Eine Mittagspause bot Gelegenheiten für informelle Gespräche und die Ergebnispräsentationen von Programmschulen und Partnern des rheinland-pfälzischen BLK-Projektteils. Hier konnte auch der Wettbewerb „Förderprogramm Demokratisch Handeln“ auf seine Angebote aufmerksam machen und hofft damit zu verdeutlichen, wie wichtig eine bundesweit und fachöffentlich sichtbare Bilanzierung der Arbeitserträge der BLK-Demokratie-Modellschulen ist. Wenn der Wettbewerb „Demokratisch Handeln“ bislang zwar immer wieder herausragende Ideen und Praxisbeispiele aus der Schullandschaft des Südweststaates erhalten hat, so fehlen doch verbindliche Strukturen von Beratung und Anknüpfung. Hier besteht für beide – den Bundeswettbewerb des Förderprogramms wie die Schulen des BLK-Projekts – ein schmaler Korridor für eine über die BLK-Laufzeit hinausgehende weitere Entwicklungsarbeit: Wir sollten die darin liegenden Chancen gemeinsam wahrnehmen.

Der Nachmittagsteil des Demokratie-Tags wurde eingeleitet von bezaubernden Theaterimprovisationen zum Thema „Schule und Demokratie“. Beeindruckend war die Vielfalt an Deutungsmustern, die den Theaterleuten bspw. zu „innerkollegialen Verhältnissen in der Schule“ und zum demokratiepädagogisch wirksamen Umgang mit und der Erfahrung von „Schnullern in der frühen Kindheit“ einfiel, um nur zwei beeindruckende Theater-Improvisations-Reaktionen auf vorher erfragte Publikums-Stichwörter zu benennen. Auch diese im besten Sinne geschärften Stegreif-Szenen haben deutlich gezeigt, wie elementar das Thema der Demokratieerziehung den Alltag von Schule sowie Kindern und Jugendlichen prägt.

Nachfolgend war eine Fülle von fünfzehn Workshops angeboten, die von den Partnerinnen und Partnern des Programms sowie den Modellschulen verantwortet wurden. Auch eine gedruckte Broschüre mit Vorträgen, Dokumenten und Arbeitshilfen war schon fertig und in der Tagung präsent, einer intensiven und gelungenen Organisation und Vorbereitung sei Dank!

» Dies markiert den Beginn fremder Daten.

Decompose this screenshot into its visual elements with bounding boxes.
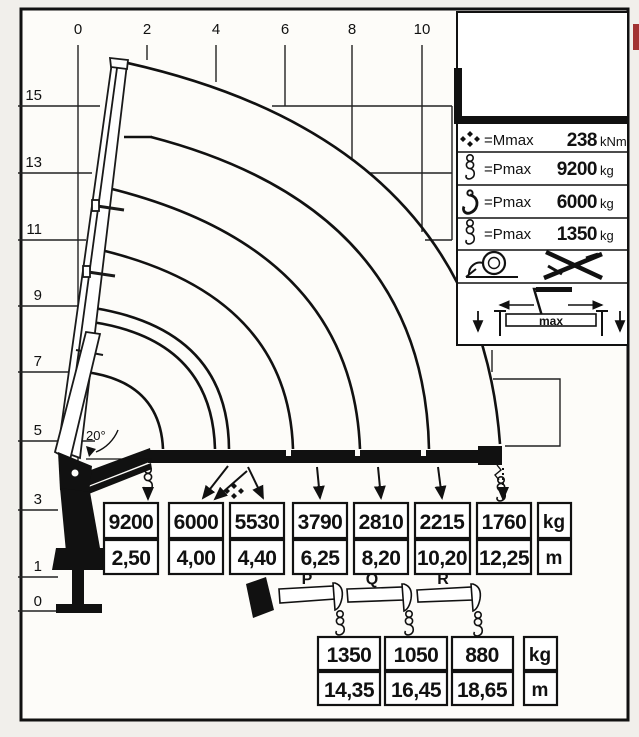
ext-load-cell: 880 [465, 644, 499, 667]
load-cell: 1760 [482, 511, 527, 534]
legend-value: 6000 [557, 192, 597, 213]
main-capacity-table: 9200 6000 5530 3790 2810 2215 1760 2,50 … [104, 503, 571, 574]
legend-label: =Pmax [484, 226, 532, 243]
load-chart-page: 0 2 4 6 8 10 15 13 11 9 7 5 3 1 0 [0, 0, 639, 737]
load-cell: 5530 [235, 511, 280, 534]
legend-label: =Pmax [484, 161, 532, 178]
unit-kg: kg [543, 512, 565, 533]
x-tick-0: 0 [74, 21, 82, 38]
x-tick-8: 8 [348, 21, 356, 38]
load-cell: 6000 [174, 511, 219, 534]
y-tick-11: 11 [26, 221, 42, 238]
y-tick-7: 7 [34, 353, 42, 370]
y-tick-5: 5 [34, 422, 42, 439]
legend-label: =Mmax [484, 132, 534, 149]
ext-load-cell: 1350 [327, 644, 372, 667]
ext-label-R: R [437, 571, 449, 588]
x-tick-4: 4 [212, 21, 220, 38]
boom-angle-label: 20° [86, 428, 106, 443]
legend-unit: kg [600, 163, 614, 178]
y-tick-1: 1 [34, 558, 42, 575]
legend-unit: kg [600, 228, 614, 243]
ext-unit-kg: kg [529, 645, 551, 666]
ext-reach-cell: 16,45 [391, 679, 442, 702]
x-tick-6: 6 [281, 21, 289, 38]
ext-label-Q: Q [366, 571, 378, 588]
legend-unit: kNm [600, 134, 627, 149]
legend-unit: kg [600, 196, 614, 211]
y-tick-3: 3 [34, 491, 42, 508]
y-tick-13: 13 [25, 154, 42, 171]
ext-reach-cell: 14,35 [324, 679, 375, 702]
red-edge-mark [633, 24, 639, 50]
reach-cell: 6,25 [301, 547, 341, 570]
ext-load-cell: 1050 [394, 644, 439, 667]
reach-cell: 8,20 [362, 547, 401, 570]
unit-m: m [546, 548, 563, 569]
reach-cell: 4,40 [238, 547, 277, 570]
ext-reach-cell: 18,65 [457, 679, 508, 702]
ext-label-P: P [302, 571, 313, 588]
crane-load-diagram: 0 2 4 6 8 10 15 13 11 9 7 5 3 1 0 [0, 0, 639, 737]
reach-cell: 4,00 [177, 547, 216, 570]
x-tick-10: 10 [414, 21, 431, 38]
load-cell: 9200 [109, 511, 154, 534]
legend-value: 9200 [557, 159, 597, 180]
x-tick-2: 2 [143, 21, 151, 38]
legend-panel: =Mmax 238 kNm =Pmax 9200 kg =Pmax 6000 k… [454, 12, 628, 345]
outrigger-max-label: max [539, 314, 563, 328]
load-cell: 3790 [298, 511, 343, 534]
ext-unit-m: m [532, 680, 549, 701]
reach-cell: 2,50 [112, 547, 151, 570]
y-tick-9: 9 [34, 287, 42, 304]
legend-value: 1350 [557, 224, 597, 245]
reach-cell: 10,20 [417, 547, 467, 570]
load-cell: 2215 [420, 511, 466, 534]
y-tick-0: 0 [34, 593, 42, 610]
reach-cell: 12,25 [479, 547, 530, 570]
legend-value: 238 [567, 130, 597, 151]
legend-label: =Pmax [484, 194, 532, 211]
load-cell: 2810 [359, 511, 404, 534]
y-tick-15: 15 [25, 87, 42, 104]
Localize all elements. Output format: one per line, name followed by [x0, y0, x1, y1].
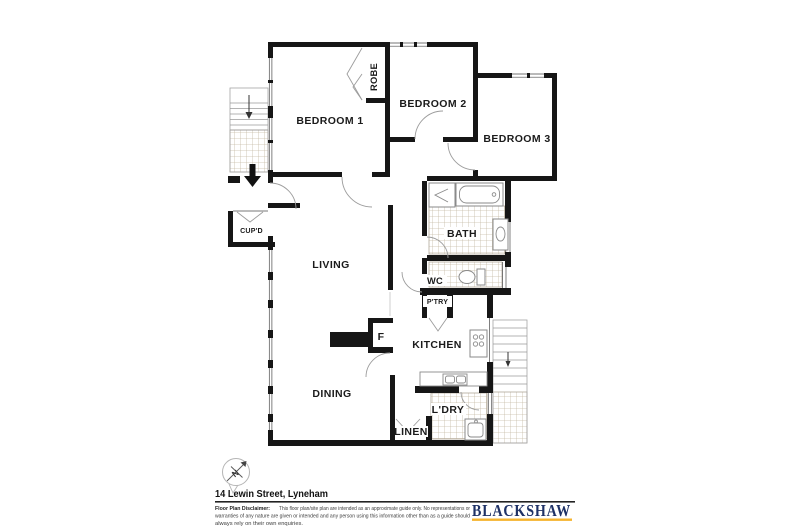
footer: 14 Lewin Street, Lyneham Floor Plan Disc…	[215, 488, 575, 527]
room-label-bedroom3: BEDROOM 3	[483, 133, 550, 145]
porch-tiles	[230, 130, 268, 172]
disclaimer-line-3: always rely on their own enquiries.	[215, 521, 303, 527]
bathtub	[456, 183, 503, 206]
toilet	[459, 269, 485, 285]
patio-tiles	[493, 392, 527, 443]
disclaimer-line-1: This floor plan/site plan are intended a…	[279, 506, 470, 512]
disclaimer-line-2: warranties of any nature are given or in…	[215, 514, 470, 520]
room-label-living: LIVING	[312, 259, 349, 271]
robe-bifold	[347, 48, 362, 100]
disclaimer-title: Floor Plan Disclaimer:	[215, 506, 270, 512]
steps-down-arrow	[246, 112, 253, 119]
brand-logo: BLACKSHAW	[472, 501, 571, 520]
room-label-bath: BATH	[447, 228, 477, 240]
pantry-bifold	[429, 318, 447, 331]
room-label-cupboard: CUP'D	[240, 227, 263, 235]
brand-underline	[472, 519, 572, 521]
stove	[470, 330, 487, 357]
floor-plan-page: BEDROOM 1 BEDROOM 2 BEDROOM 3 ROBE BATH …	[0, 0, 790, 527]
room-label-wc: WC	[427, 276, 443, 286]
room-label-robe: ROBE	[369, 63, 379, 91]
rear-steps-arrow	[506, 361, 511, 367]
room-label-dining: DINING	[312, 388, 351, 400]
room-label-bedroom1: BEDROOM 1	[296, 115, 363, 127]
kitchen-counter	[420, 372, 487, 386]
shower	[429, 183, 455, 207]
room-label-fridge: F	[378, 331, 385, 343]
fridge-space	[330, 332, 368, 347]
vanity-basin	[493, 219, 508, 250]
room-label-bedroom2: BEDROOM 2	[399, 98, 466, 110]
property-address: 14 Lewin Street, Lyneham	[215, 488, 328, 500]
laundry-tub	[465, 419, 486, 440]
cupboard-bifold	[237, 212, 263, 222]
room-label-laundry: L'DRY	[432, 404, 465, 416]
room-label-linen: LINEN	[394, 426, 428, 438]
room-label-pantry: P'TRY	[427, 298, 448, 306]
room-label-kitchen: KITCHEN	[412, 339, 461, 351]
floor-plan-drawing: BEDROOM 1 BEDROOM 2 BEDROOM 3 ROBE BATH …	[0, 0, 790, 527]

Der „Demokratie-Tag“ hat in der Summe reiche Perspektiven aufgezeigt vor dem Hintergrund einer berechtigten Bilanz zu einer nahezu fünfjährigen Entwicklungsarbeit, die in dieser Zeit, vor allem aber in der der Zukunft von Schulentwicklung und Bildungspolitik nicht nur in Rheinland-Pfalz, sondern in ganz Deutschland noch mehr Aufmerksamkeit und politische Zuwendung benötigt. Ob sie die letztlich bekommt – über die übliche kurzfristig einsetzende Erregung und noch kürzer andauernde Unterstützung hinaus, die das Thema erhält, wenn die NPD in Landtage einmarschiert und rechtsradikale Jugendgewalt pressesensationelle Aufmerksamkeit erreicht – lässt Experten und die kritische Öffentlichkeit skeptisch werden. Beginnen wir letztlich nicht doch, uns zu sehr an die Präsenz antidemokratischer Kräfte und Stimmungen zu gewöhnen? Auch deshalb braucht dieser Demokratie-Tag weitere nachfolgende Demokratie-Tage. Im Herzen der Bürgerinnen und Bürger am besten 365-mal pro Jahr!